Als ich vor Kurzem im Internet zum Stichwort "Wissensgesellschaft" gesucht habe, bin ich auf rund 7000 Verweise gestoßen. Wer sich schon einmal im Internet umgesehen hat, wird vermutlich eine ähnliche Erfahrung gemacht haben: Die wirklich interessanten links sind schwierig zu finden. Das Internet erscheint, wie es der amerikanische Computerwissenschaftler Joseph Weizenbaum formuliert hat, als ein "Schrotthaufen, in dem Gold und Perlen versteckt sind". Der Titel meines Vortrages ist deshalb mit Bedacht mehrdeutig. Denn die Aufgaben der Wirtschaftspolitik in der Wissensgesellschaft gehen über die Förderung des Strukturwandels hinaus.
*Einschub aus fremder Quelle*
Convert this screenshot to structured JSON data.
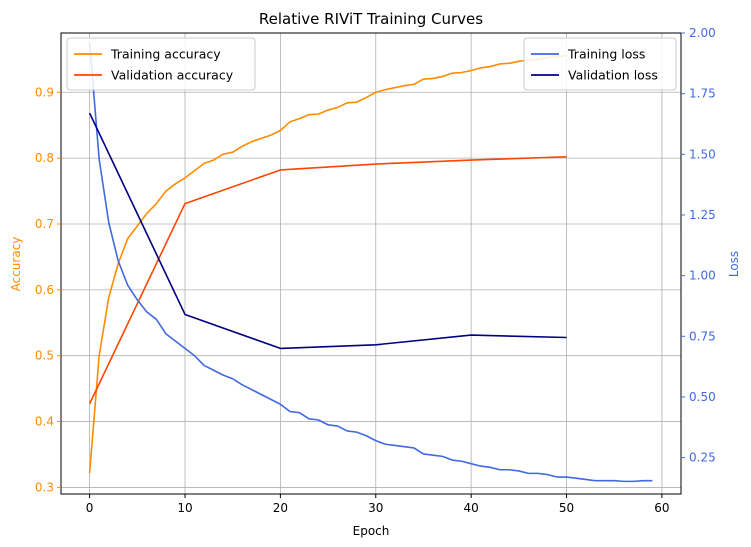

Das bleibt natürlich eine wichtige Aufgabe. Aber mit einem PC mit Internetzugang injedem Haushalt ist es eben nicht getan. Der Zugang zu und der effiziente Umgang mit einem neuen Medium sind nicht dasselbe. Gold und Perlen wollen gefunden sein. Ich bin deshalb überzeugt: In der Informations- und Wissensgesellschaft wird sich die Wirtschafts- und Arbeitswelt gravierend verändern. Und dies stellt die Wirtschaftspolitik vor neue, keinesfalls leichte Aufgaben. Die Wissensverarbeitung erfordert immer mehr qualifizierte Mitarbeiter. Daraus ergeben sich für gut ausgebildete, flexible und motivierte Menschen gute Chancen auf eine zukunftssichere Beschäftigung. Aber die Kehrseite sind zusätzliche Risiken. Risiken namentlich für all jene, die bisher schon nicht auf der Sonnenseite der Gesellschaft standen. Weil sie unzureichend ausgebildet sind. Weil ihnen lange Arbeitslosigkeit den Mut genommen hat. Oder weil sie nicht jenes Maß an Flexibilität mitbringen, das der Arbeitsmarkt heute fordert. Gerade auch bei diesem Thema ist die Frage : Wie schaffen wir Innovationen und Gerechtigkeit?

Wie nutzen wir die Chancen der Wissens- und Informationsgesellschaft, ohne die Gesellschaft zu spalten? Und schließlich : Was bedeuten Wettbewerb und Marktmacht,
wenn Produkte und Dienstleistungen mehr und mehr differenzieren ? Vor welchen Aufgaben steht dann die Wettbewerbspolitik? Lassen Sie mich im Folgenden auf die angesprochenen Bereiche näher eingehen.

Wissen als Produktionsfaktor und Produkt

Um was geht es, wenn wir von der Wissens- und Informationsgesellschaft sprechen? Wissen spielt seit den ersten Werkzeugen aus Feuerstein eine wichtige Rolle; das ist also nichts Neues. Mit der Industrialisierung und dem Wandel zur Dienstleistungsgesellschaft hat die Bedeutung von Wissen indes beträchtlich zugenommen. Nicht mehr Rohstoffe sind heute für den Wohlstand einer Nation entscheidend. Was zählt sind Wissen über Produkte und Produktionsvorgänge, über Konsumentenwünsche und Trends. So sehr, dass wie uns die Erfahrungen in Osteuropa gelehrt haben letztlich die Frage, wie ein Wirtschaftssystem mit Wissen
und Informationen umgeht, vor allem anderen über dessen Prosperität entscheidet. Stellen Sie sich nur einmal vor, man würde von einem Tag auf den anderen die Bevölkerung Freiburgs durch die Karlsruhes ersetzen. Ich kenne natürlich den Arbeitsfleiß hier in Baden-Württemberg, aber das Ergebnis wäre dennoch ein allgemeines wirtschaftliches Chaos. Niemand würde seine Kunden und Lieferanten
kennen, niemand die Strukturen des Unternehmens, in dem er arbeiten soll, niemand schließlich seine Konkurrenten und Mitbewerber.

Das gilt erst recht für ein ganzes Land: Ohne das komplexe Geflecht der Beziehungen zwischen den Akteuren und ohne deren Wissen von und übereinander könnte keine Volkswirtschaft funktionieren. Planwirtschaften mussten deshalb nicht allein scheitern, weil sie unzureichende Anreize setzten, mit Ressourcen sparsam umzugehen. Planwirtschaften mussten auch scheitern, weil sich die Realität in all ihrer Komplexität nicht zentral erfassen und kontrollieren lässt. Nicht umsonst spottete man über das Gebäude der Zentralen Plankommission der DDR in Berlin, zu Zeiten des vorangegangenen Hausherrn es war Herrmann Göring seien dort 1500 Uniformierte ein- und ausgegangen.